Alternative Priorities for a Pro-Peasant Agrarian Policy
Determined implementation of a comprehensive program of radical land reforms to eliminate the vestiges of landlordism and ensure land to the tiller
Scrapping of all anti-farmer agreements signed in the name of WTO, re-imposition of quantitative restrictions and effective regulation of trade in agricultural produce and allied agro-based products
Scrapping of new agricultural policy to save Indian agriculture from the design of corporatisation and the clutches of multinational capital and its collaborator, Indian big capital
Revamping and extension of the public distribution system, extensive implementation of food for work program and guaranteed procurement of food grains and other crops at remunerative prices to stop distress sale and save the peasantry from the nexus of private traders, millers and corrupt officials
Stepping up public investment, changing the present priorities of subsidising kulaks and refocusing it to the benefit of small and marginal farmers. Tax on the farm incomes of big farmers.
Cheap and adequate credit on demand to small and marginal farmers; against arbitrary loan waivers to the benefit of kulaks; earmarking 50% or more of cooperative credit to dalit and OBC small and marginal farmers; democratisation of cooperative credit societies; curbing diversion of cheap agricultural credit to non-agricultural business activities by kulaks; abolition of usurious non-institutional credit by moneylenders and merchants; and easy consumption credit for agricultural labourers and poor peasants.
Crop insurance to all crops without premium for all small and marginal farmers and not only to those who take institutional credit.

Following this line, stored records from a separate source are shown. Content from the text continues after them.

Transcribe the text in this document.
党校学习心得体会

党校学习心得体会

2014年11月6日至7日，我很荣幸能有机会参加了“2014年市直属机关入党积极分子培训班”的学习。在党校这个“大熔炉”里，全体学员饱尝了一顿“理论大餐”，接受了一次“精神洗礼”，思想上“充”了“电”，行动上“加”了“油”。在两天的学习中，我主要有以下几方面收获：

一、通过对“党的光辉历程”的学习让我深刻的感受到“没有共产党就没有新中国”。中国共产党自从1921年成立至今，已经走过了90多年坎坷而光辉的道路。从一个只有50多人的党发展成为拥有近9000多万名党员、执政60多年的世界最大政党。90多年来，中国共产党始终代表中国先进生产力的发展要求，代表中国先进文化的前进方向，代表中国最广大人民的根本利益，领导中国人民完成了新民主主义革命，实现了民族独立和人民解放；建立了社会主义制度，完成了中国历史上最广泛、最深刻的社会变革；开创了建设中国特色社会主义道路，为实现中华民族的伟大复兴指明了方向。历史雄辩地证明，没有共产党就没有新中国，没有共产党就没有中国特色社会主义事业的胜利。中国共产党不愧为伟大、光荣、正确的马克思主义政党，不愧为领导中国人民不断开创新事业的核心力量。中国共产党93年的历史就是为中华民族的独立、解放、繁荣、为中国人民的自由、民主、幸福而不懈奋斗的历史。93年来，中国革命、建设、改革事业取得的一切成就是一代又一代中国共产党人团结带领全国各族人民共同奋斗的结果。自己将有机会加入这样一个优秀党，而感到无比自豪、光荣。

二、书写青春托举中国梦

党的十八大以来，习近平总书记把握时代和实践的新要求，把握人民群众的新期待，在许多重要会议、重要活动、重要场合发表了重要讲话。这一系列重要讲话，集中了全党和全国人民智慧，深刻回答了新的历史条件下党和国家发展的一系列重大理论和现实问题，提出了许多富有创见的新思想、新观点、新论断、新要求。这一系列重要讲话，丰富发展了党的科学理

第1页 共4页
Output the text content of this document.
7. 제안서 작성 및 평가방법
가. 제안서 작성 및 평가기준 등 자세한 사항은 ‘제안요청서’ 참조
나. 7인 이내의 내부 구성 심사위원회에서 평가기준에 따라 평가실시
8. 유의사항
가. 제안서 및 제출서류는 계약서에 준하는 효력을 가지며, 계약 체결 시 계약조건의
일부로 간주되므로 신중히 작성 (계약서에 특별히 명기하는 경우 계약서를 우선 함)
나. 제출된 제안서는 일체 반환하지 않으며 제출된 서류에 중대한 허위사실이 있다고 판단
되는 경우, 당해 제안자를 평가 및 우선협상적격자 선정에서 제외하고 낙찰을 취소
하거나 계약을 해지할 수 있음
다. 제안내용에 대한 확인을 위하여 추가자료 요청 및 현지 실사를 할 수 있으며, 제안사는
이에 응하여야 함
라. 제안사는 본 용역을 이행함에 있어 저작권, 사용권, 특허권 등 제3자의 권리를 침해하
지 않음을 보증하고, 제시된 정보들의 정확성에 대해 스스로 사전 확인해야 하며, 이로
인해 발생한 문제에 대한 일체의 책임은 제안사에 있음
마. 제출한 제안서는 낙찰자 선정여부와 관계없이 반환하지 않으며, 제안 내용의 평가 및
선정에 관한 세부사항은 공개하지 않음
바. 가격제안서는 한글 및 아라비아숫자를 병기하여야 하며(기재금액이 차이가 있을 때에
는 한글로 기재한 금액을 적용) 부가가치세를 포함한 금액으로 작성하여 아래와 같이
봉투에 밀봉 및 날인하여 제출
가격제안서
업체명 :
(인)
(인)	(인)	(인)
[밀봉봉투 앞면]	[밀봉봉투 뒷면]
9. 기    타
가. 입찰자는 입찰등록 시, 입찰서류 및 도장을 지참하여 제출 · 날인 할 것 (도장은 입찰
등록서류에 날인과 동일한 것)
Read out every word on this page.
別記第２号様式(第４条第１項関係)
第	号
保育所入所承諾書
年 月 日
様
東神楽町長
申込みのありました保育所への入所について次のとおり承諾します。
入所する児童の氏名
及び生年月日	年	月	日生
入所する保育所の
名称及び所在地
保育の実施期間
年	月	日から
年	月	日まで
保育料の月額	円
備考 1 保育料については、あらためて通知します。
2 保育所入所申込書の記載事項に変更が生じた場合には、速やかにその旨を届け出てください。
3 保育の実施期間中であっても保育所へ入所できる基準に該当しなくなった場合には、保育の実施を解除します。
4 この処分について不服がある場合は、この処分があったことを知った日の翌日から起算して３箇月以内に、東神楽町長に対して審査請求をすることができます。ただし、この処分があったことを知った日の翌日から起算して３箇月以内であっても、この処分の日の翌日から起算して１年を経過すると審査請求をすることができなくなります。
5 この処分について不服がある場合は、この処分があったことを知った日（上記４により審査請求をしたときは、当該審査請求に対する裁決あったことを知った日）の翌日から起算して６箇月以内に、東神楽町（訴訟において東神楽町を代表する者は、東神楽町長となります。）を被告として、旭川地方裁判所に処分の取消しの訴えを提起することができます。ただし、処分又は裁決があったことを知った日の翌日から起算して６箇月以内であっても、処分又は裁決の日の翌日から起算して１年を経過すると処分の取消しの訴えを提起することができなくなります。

No privatisation of irrigation works and their maintenance and distribution; no water rates for small and marginal farmers; more investment in areas of rain-fed, small-scale farming; adequate irrigation loans to all small and marginal farmers and energisation of their pump-sets in areas of borewell irrigation; group irrigation schemes; and curbing kulak domination over water resources and establishing water control and water management rights of the broad peasantry.
Extensive flood control measures to arrest soil erosion, compensation to the peasants affected by soil erosion and rehabilitation of the rural poor displaced by it.
No privatisation of state electricity boards; and regular, adequate and concessional/free power supply to small and marginal farmers.
Free seeds, fertiliser and pesticides to small and marginal farmers and subsidised power tillers.